The University of Pretoria’s (UP) MakerSpace Centre is producing 3D-printed visor frames for facial shields for use by healthcare workers in Gauteng.
There is a shortage of facial shields for use by healthcare workers, who are testing and treating members of the public for COVID-19. Isak van der Walt, Manager: Digital Scholarship & Innovation Digital Services & Systems at UP’s Department of Library Services, said MakerSpace is producing visor frames for the Netcare and Mediclinic groups. It is also producing frames for UP’s Faculty of Health Sciences, and is partnering with Pretoria’s Steve Biko Academic Hospital.
Van der Walt explained that MakerSpace is a centralised space “that focuses on creativity and innovation in a social context”. It provides students with the opportunity to experiment and use different technologies for their teaching, learning and research. On an academic level, it has assisted with the printing of 3D ticks for the Faculty of Veterinary Science, protoype mosquito feeders, replicas of the Homo naledi skull for teaching and learning purposes, as well as sets of lion’s teeth and skulls with fracture wounds.
The Centre is known for its innovation, and Van der Walt was tagged on Facebook by a colleague who requested his assistance with the 3D-printing of frames for visors. “I knew we have the capacity to do this, and wanted to make the contribution,” he explained.
Isak Van der Walt with the 3D-printed frames
The Makerspace Centre has three printers of the size that can manufacture the visor frames. “There are a few open source model files being circulated around the world, and we opted for the Netcare one that was on social media. The model is pretty standard and not complex at all, allowing for faster printing.”
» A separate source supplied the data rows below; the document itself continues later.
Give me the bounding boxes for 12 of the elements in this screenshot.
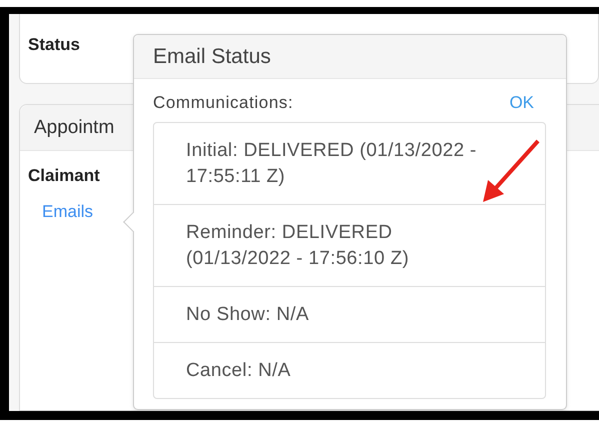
ok-button[interactable]: OK (509, 93, 534, 113)
communications-label: Communications: (153, 93, 294, 113)
popover-title: Email Status (153, 44, 271, 68)
communication-item: Reminder: DELIVERED (01/13/2022 - 17:56:10 Z) (186, 222, 409, 269)
status-label: Status (28, 34, 80, 54)
communication-item: Initial: DELIVERED (01/13/2022 - 17:55:11 Z) (186, 140, 477, 187)
card-title: Appointm (34, 116, 114, 138)
claimant-label: Claimant (28, 166, 100, 186)
communication-item: Cancel: N/A (186, 360, 291, 381)
communication-item: No Show: N/A (186, 304, 309, 325)
emails-link[interactable]: Emails (28, 202, 94, 221)
arrow-icon (480, 138, 542, 204)
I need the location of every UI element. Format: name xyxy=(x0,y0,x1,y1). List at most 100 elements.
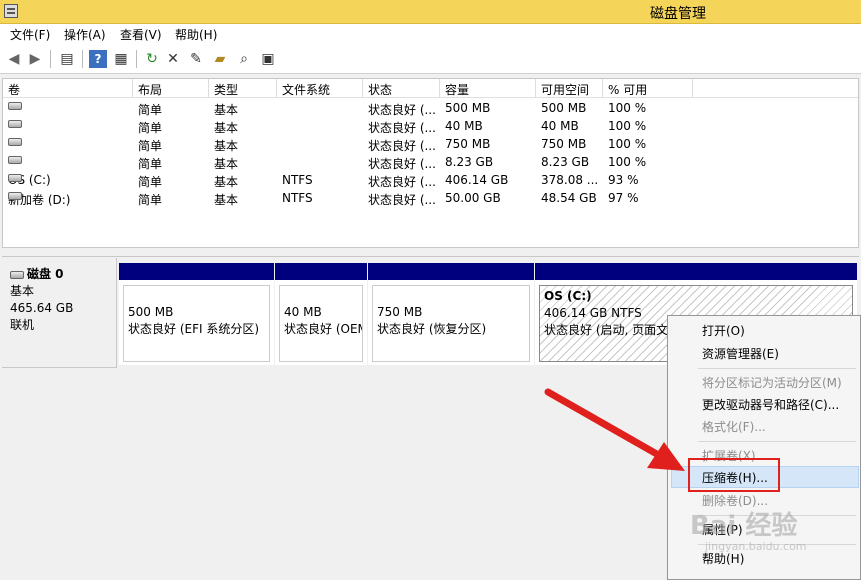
volume-row[interactable]: 简单 基本 状态良好 (... 500 MB 500 MB 100 % xyxy=(3,100,858,118)
partition-size: 500 MB xyxy=(128,305,174,319)
partition-size: 40 MB xyxy=(284,305,322,319)
col-filesystem[interactable]: 文件系统 xyxy=(277,79,363,98)
volume-cell: 100 % xyxy=(608,155,647,169)
export-icon[interactable]: ▣ xyxy=(259,50,277,68)
refresh-icon[interactable]: ↻ xyxy=(143,50,161,68)
volume-cell: NTFS xyxy=(282,173,313,187)
volume-cell: 8.23 GB xyxy=(445,155,494,169)
app-icon xyxy=(4,4,18,18)
watermark-url: jingyan.baidu.com xyxy=(705,540,807,553)
menu-format: 格式化(F)... xyxy=(702,420,766,434)
settings-icon[interactable]: ✎ xyxy=(187,50,205,68)
col-percent-free[interactable]: % 可用 xyxy=(603,79,693,98)
partition-header-bar xyxy=(535,263,857,280)
volume-cell: NTFS xyxy=(282,191,313,205)
volume-cell: 基本 xyxy=(214,157,239,171)
menu-change-drive-letter[interactable]: 更改驱动器号和路径(C)... xyxy=(702,394,839,414)
volume-cell: 基本 xyxy=(214,121,239,135)
volume-cell: 简单 xyxy=(138,157,163,171)
menu-view[interactable]: 查看(V) xyxy=(120,26,162,43)
menu-help[interactable]: 帮助(H) xyxy=(175,26,217,43)
partition-name: OS (C:) xyxy=(544,289,592,303)
volume-cell: 97 % xyxy=(608,191,639,205)
forward-icon[interactable]: ▶ xyxy=(26,50,44,68)
volume-cell: 500 MB xyxy=(445,101,491,115)
menu-open[interactable]: 打开(O) xyxy=(702,320,745,340)
disk-label[interactable]: 磁盘 0 基本 465.64 GB 联机 xyxy=(2,258,117,368)
volume-cell: 406.14 GB xyxy=(445,173,509,187)
volume-cell: 状态良好 (... xyxy=(368,139,436,153)
volume-cell: 状态良好 (... xyxy=(368,193,436,207)
toolbar: ◀ ▶ ▤ ? ▦ ↻ ✕ ✎ ▰ ⌕ ▣ xyxy=(0,44,861,74)
partition-body: 40 MB 状态良好 (OEM xyxy=(279,285,363,362)
volume-cell: 基本 xyxy=(214,193,239,207)
partition-efi[interactable]: 500 MB 状态良好 (EFI 系统分区) xyxy=(119,263,274,365)
col-free-space[interactable]: 可用空间 xyxy=(536,79,603,98)
volume-cell: 状态良好 (... xyxy=(368,157,436,171)
window-title: 磁盘管理 xyxy=(650,6,706,22)
disk-size: 465.64 GB xyxy=(10,301,74,315)
volume-cell: 750 MB xyxy=(541,137,587,151)
partition-header-bar xyxy=(119,263,274,280)
volume-cell: 新加卷 (D:) xyxy=(8,191,70,208)
toolbar-separator xyxy=(82,50,83,68)
volume-cell: 8.23 GB xyxy=(541,155,590,169)
volume-icon xyxy=(8,174,22,182)
menu-action[interactable]: 操作(A) xyxy=(64,26,106,43)
partition-header-bar xyxy=(368,263,534,280)
volume-cell: 状态良好 (... xyxy=(368,103,436,117)
partition-size: 750 MB xyxy=(377,305,423,319)
partition-status: 状态良好 (EFI 系统分区) xyxy=(128,322,260,336)
volume-icon xyxy=(8,156,22,164)
volume-cell: 93 % xyxy=(608,173,639,187)
partition-body: 750 MB 状态良好 (恢复分区) xyxy=(372,285,530,362)
disk-type: 基本 xyxy=(10,284,35,298)
col-status[interactable]: 状态 xyxy=(363,79,440,98)
volume-icon xyxy=(8,138,22,146)
menu-separator xyxy=(698,441,856,442)
volume-cell: OS (C:) xyxy=(8,173,51,187)
delete-icon[interactable]: ✕ xyxy=(164,50,182,68)
volume-cell: 100 % xyxy=(608,101,647,115)
volume-cell: 简单 xyxy=(138,175,163,189)
disk-status: 联机 xyxy=(10,318,35,332)
partition-recovery[interactable]: 750 MB 状态良好 (恢复分区) xyxy=(368,263,534,365)
volume-row[interactable]: OS (C:) 简单 基本 NTFS 状态良好 (... 406.14 GB 378.08 … xyxy=(3,172,858,190)
volume-cell: 状态良好 (... xyxy=(368,175,436,189)
volume-row[interactable]: 简单 基本 状态良好 (... 40 MB 40 MB 100 % xyxy=(3,118,858,136)
partition-oem[interactable]: 40 MB 状态良好 (OEM xyxy=(275,263,367,365)
col-type[interactable]: 类型 xyxy=(209,79,277,98)
volume-icon xyxy=(8,192,22,200)
volume-cell: 500 MB xyxy=(541,101,587,115)
partition-status: 状态良好 (OEM xyxy=(284,322,363,336)
volume-list-header: 卷 布局 类型 文件系统 状态 容量 可用空间 % 可用 xyxy=(3,79,858,98)
volume-cell: 100 % xyxy=(608,137,647,151)
open-icon[interactable]: ▰ xyxy=(211,50,229,68)
volume-cell: 简单 xyxy=(138,103,163,117)
volume-cell: 基本 xyxy=(214,175,239,189)
col-capacity[interactable]: 容量 xyxy=(440,79,536,98)
volume-row[interactable]: 新加卷 (D:) 简单 基本 NTFS 状态良好 (... 50.00 GB 48.54 G… xyxy=(3,190,858,208)
back-icon[interactable]: ◀ xyxy=(5,50,23,68)
watermark-logo: Bai 经验 xyxy=(690,511,798,541)
menu-mark-active: 将分区标记为活动分区(M) xyxy=(702,376,842,390)
volume-icon xyxy=(8,120,22,128)
volume-cell: 简单 xyxy=(138,139,163,153)
console-tree-icon[interactable]: ▤ xyxy=(58,50,76,68)
volume-cell: 状态良好 (... xyxy=(368,121,436,135)
volume-icon xyxy=(8,102,22,110)
menu-file[interactable]: 文件(F) xyxy=(10,26,50,43)
volume-cell: 简单 xyxy=(138,121,163,135)
partition-status: 状态良好 (恢复分区) xyxy=(377,322,487,336)
menu-explorer[interactable]: 资源管理器(E) xyxy=(702,343,779,363)
volume-row[interactable]: 简单 基本 状态良好 (... 750 MB 750 MB 100 % xyxy=(3,136,858,154)
menu-separator xyxy=(698,368,856,369)
col-layout[interactable]: 布局 xyxy=(133,79,209,98)
help-icon[interactable]: ? xyxy=(89,50,107,68)
col-volume[interactable]: 卷 xyxy=(3,79,133,98)
disk-name: 磁盘 0 xyxy=(27,267,64,281)
volume-cell: 基本 xyxy=(214,139,239,153)
properties-icon[interactable]: ▦ xyxy=(112,50,130,68)
search-icon[interactable]: ⌕ xyxy=(235,50,253,68)
volume-row[interactable]: 简单 基本 状态良好 (... 8.23 GB 8.23 GB 100 % xyxy=(3,154,858,172)
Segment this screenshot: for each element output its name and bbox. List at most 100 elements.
The Centre can print a frame in an hour, which is faster than the standard two hours. Van der Walt explained: “We use Polylactic Acid (PLA) and Super PLA plastic for printing. This is a non-toxic plastic that is very versatile and cheap. We are able to change the print settings for the model, and have already opted to use our own optimised settings. The visor printing is only for the frame.”
Assisted by Sean Kruger, MakerSpacer Co-ordinator, they had a print run on Sunday, which yielded eight sets of frames. “With our capacity, we will be able to produce around 20 a day. We are optimising settings and hope we can speed this up. We also have additional printing resources on standby,” explained Van der Walt.
The call for printing went out to anyone in the Gauteng region with a 3D printer. UP’s TuksNovation (a technology business incubator), led by Anea Burk le Roux, will assist with printing as demand ramps up. “We are working with UP’s Information and Technology Services Department, which involves Herman Jacobs who is advising the UP Faculty of Health Sciences. In consultation with Jacobs, several designs were investigated of which one was approved for production.”
MakerSpace is footing the bill, as this is its contribution in the fight against the COVID-19 outbreak. “We recently stocked up on a lot of filament so we will be able print a substantial amount of visor frames,” said Van der Walt.
He added: “The UP MakerSpace contribution goes towards community upliftment, and I believe we have the resources in the country to help our own communities. I am personally involved because I believe our healthcare workers need every possible resource to fight this outbreak. I have two family members in the healthcare industry and know the demands set by this crisis. We depend on them and they need all the help they can get.”
He said the 3D printing of the visor frames “highlights the amazing contribution that 3D printing can make to the healthcare industry. I think the most wonderful benefit of 3D printing is the reaction speed in meeting a problem, combined by the power of social media.”
Should companies or members of the public have 3D printers and want to help with the production of visor frames, please email Isak van der Walt at [email protected]
Besides 3D printing, UP’s MakerSpace, which is believed to be the first one used for academic purposes in the country, allows students access to 3D scanning, Internet of Things devices, coding, electronics and other forms of manufacturing with generic tools and equipment.